I'm hoping to find out today when construction starts, guessing Friday or Monday.  I was told construction should take three to four days.  I can schedule the electrician once the building is dried in.  The concrete slab may take a while to pour, I don't want the concrete truck driving over my septic line so the guys will need to shuttle the concrete.  I'm expecting a lot of spillage during this process.  It looks like the temperatures will be in the 40's during the day for the concrete curing.  Vendor says he has blankets to cover the slab so I'm not real concerned.

I'll post the progress as things get done.  Starting to get excited.


Sent from my iPad using Tapatalk


----------



## John1961 (Jan 8, 2015)

Used a pick axe to loosen the frozen pile of dirt before I finished filling in the electrical ditch to the house.  Waiting for the excavation work to be done.  Temperatures are in the twenties, brrrrrr.



Sent from my iPad using Tapatalk


----------



## John1961 (Jan 8, 2015)

Gravel arrived before the excavators, truck driver waits with me.  Excavators had a flat tire on the way to my house, only a slight delay.


Sent from my iPad using Tapatalk


----------



## John1961 (Jan 8, 2015)

I forgot to take pictures of the John Deere skid steer.  It was fun watching the operator running about scooping up the sod then placing the gravel exactly where he wanted it. Wish I could have helped, but it would have taken too long for me to learn the ropes.
He had three helpers (his sons) raking the gravel and keeping the water line & electrical line out of his way. Took less than three hours. This work was done on Tuesday. More to come...


Sent from my iPad using Tapatalk


----------



## John1961 (Jan 8, 2015)

The port-o-pot guy drove by twice without stopping (silly GPS).  He sat at the corner about 500 feet from the house making calls for directions. Why he didn't call me, who knows, probably didn't have my number.  Wasn't long before the delivery truck showed up to lead him to the house.


Sent from my iPad using Tapatalk


----------



## John1961 (Jan 8, 2015)

Truck is here with the goods.  Took two hours to unload it. The salesman even showed up to help unload.
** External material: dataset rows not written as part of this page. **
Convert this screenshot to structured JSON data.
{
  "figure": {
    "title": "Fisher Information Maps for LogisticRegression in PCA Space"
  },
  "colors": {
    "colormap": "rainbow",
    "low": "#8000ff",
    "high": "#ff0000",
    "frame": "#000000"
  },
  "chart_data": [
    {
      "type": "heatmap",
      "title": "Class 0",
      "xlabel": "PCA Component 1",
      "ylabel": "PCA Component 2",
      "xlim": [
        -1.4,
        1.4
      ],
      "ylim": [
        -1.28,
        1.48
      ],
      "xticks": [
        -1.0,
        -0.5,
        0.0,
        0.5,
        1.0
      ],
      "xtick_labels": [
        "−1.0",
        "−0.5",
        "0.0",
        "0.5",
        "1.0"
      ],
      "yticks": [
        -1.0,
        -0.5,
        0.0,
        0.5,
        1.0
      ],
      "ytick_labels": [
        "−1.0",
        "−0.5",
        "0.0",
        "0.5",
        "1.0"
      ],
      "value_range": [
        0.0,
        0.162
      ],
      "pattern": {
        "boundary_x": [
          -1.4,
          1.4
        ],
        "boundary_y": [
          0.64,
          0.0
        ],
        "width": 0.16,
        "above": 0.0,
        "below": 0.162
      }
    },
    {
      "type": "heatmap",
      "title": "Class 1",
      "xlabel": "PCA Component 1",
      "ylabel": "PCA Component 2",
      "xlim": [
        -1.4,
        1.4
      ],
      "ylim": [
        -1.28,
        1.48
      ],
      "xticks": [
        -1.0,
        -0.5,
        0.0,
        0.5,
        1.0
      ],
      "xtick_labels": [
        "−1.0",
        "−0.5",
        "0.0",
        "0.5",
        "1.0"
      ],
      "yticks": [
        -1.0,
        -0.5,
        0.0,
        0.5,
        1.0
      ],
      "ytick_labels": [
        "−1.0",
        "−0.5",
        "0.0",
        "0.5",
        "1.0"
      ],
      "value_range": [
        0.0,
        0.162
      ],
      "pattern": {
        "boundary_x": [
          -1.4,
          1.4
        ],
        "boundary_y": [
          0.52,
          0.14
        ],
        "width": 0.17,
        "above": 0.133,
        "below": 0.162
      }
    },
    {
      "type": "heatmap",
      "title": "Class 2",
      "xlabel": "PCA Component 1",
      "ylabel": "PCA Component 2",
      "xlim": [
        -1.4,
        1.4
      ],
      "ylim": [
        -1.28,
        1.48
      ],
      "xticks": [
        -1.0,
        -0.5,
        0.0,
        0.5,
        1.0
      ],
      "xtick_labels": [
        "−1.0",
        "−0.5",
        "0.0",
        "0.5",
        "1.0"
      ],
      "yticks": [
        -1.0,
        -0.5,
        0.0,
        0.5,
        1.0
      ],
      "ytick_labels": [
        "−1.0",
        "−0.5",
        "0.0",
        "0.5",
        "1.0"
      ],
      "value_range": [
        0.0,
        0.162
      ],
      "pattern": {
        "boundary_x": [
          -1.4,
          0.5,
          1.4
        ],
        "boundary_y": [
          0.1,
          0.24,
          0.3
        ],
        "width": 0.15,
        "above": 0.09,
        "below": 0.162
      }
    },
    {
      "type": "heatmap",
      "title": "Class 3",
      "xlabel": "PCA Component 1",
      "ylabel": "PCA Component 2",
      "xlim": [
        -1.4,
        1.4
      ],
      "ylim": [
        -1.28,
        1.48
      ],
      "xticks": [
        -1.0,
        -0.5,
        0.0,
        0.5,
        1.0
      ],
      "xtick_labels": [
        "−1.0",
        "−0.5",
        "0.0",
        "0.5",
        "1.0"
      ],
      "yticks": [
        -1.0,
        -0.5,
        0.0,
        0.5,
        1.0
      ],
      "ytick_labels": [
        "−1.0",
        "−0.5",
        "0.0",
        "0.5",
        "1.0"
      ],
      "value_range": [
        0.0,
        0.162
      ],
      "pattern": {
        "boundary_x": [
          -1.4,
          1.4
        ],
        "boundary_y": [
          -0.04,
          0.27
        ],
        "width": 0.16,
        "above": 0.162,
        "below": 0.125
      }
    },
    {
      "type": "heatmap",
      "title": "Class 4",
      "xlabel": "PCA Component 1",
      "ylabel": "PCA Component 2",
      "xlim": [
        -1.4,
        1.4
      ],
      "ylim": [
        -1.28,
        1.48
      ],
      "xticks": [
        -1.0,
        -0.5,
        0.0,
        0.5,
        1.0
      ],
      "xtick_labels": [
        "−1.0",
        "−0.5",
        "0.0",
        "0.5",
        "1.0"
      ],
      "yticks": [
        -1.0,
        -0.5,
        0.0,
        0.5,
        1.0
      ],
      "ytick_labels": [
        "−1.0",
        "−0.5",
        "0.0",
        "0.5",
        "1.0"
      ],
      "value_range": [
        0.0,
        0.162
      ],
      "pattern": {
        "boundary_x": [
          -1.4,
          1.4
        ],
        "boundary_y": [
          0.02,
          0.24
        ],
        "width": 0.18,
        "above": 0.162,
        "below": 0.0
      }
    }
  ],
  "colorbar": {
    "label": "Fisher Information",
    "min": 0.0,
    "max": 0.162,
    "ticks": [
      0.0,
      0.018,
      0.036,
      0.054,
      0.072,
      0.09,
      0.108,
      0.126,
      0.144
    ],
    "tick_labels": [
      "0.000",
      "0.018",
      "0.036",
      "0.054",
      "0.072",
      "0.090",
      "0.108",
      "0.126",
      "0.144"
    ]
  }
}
Froze our butts off.  Temperatures in the low teens with 10 mph winds.


Sent from my iPad using Tapatalk


----------



## John1961 (Jan 8, 2015)

All done! Load up & head out.


Sent from my iPad using Tapatalk


----------



## John1961 (Jan 8, 2015)

Exciting time, the assembly crew is scheduled to be here on Monday. 


Sent from my iPad using Tapatalk


----------



## Scruffy (Jan 22, 2015)

Nice building!!!
I live about 15 miles from Morton buildings in Kenton.  At least the trucks look like Mortons?
Crossed the old silver bridge,  rode the ferry quite a few times after the bridge collapse, and crossed the new bridge hundreds of times.delivered a lot of new vechles to w.va. And va.

Keep posting pics
Scruffy


----------



## jeep534 (Jan 26, 2015)

it is looking good. I do not live very far away (near Huntington WV)  I will be jeeping an eye on your progress. 

Happy Hunting
archie


----------